O que a FIV faz, em uma frase

Ela tira do corpo as etapas que dependem do encontro entre óvulo e espermatozoide e as executa em condições controladas. Óvulos são coletados diretamente do ovário, fertilizados no laboratório, e o embrião é colocado dentro do útero já formado.

Isso contorna vários obstáculos de uma vez: tubas comprometidas, alterações do sêmen, dificuldade de ovulação, ambiente pélvico inflamado. É o motivo de a FIV ser o tratamento de reprodução assistida com maior chance por tentativa.

O que ela não faz é criar qualidade onde ela não existe. A FIV usa os óvulos que você tem, com a competência que eles têm. Voltamos a isso no fim.

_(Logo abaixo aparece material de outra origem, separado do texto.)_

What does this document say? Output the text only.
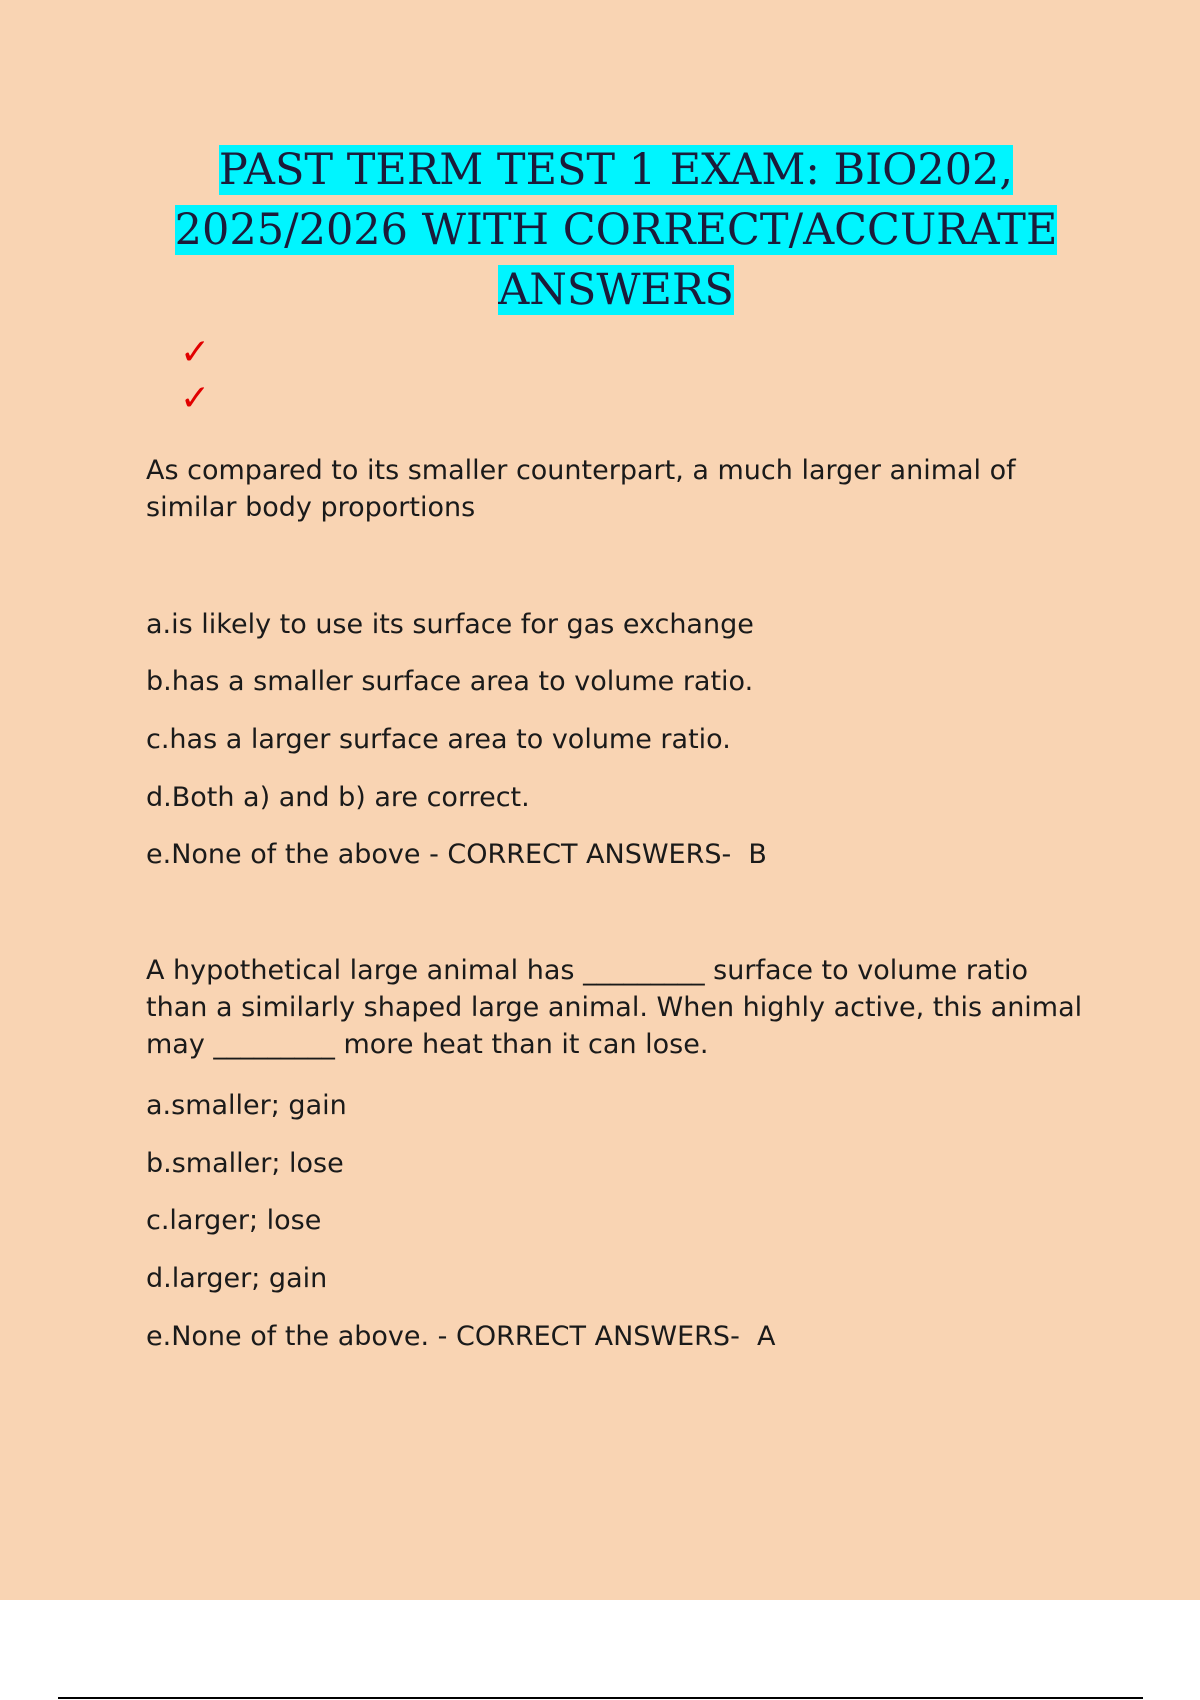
PAST TERM TEST 1 EXAM: BIO202,
2025/2026 WITH CORRECT/ACCURATE
ANSWERS
✓
✓
As compared to its smaller counterpart, a much larger animal of similar body proportions
a.is likely to use its surface for gas exchange
b.has a smaller surface area to volume ratio.
c.has a larger surface area to volume ratio.
d.Both a) and b) are correct.
e.None of the above - CORRECT ANSWERS-  B
A hypothetical large animal has _________ surface to volume ratio than a similarly shaped large animal. When highly active, this animal may _________ more heat than it can lose.
a.smaller; gain
b.smaller; lose
c.larger; lose
d.larger; gain
e.None of the above. - CORRECT ANSWERS-  A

Para quem a FIV é indicada

As indicações mais frequentes:

  • obstrução ou ausência das tubas uterinas;

  • fator masculino relevante, inclusive azoospermia com recuperação cirúrgica;

  • endometriose, sobretudo em graus mais avançados;

  • idade materna mais avançada, quando o tempo pesa contra tratamentos mais lentos;

  • falha de tratamentos de baixa complexidade, como coito programado e inseminação;

  • infertilidade sem causa aparente após investigação completa;

  • necessidade de teste genético do embrião;

  • casais de mulheres, mulheres solteiras e demais configurações familiares que dependem de gametas de doador.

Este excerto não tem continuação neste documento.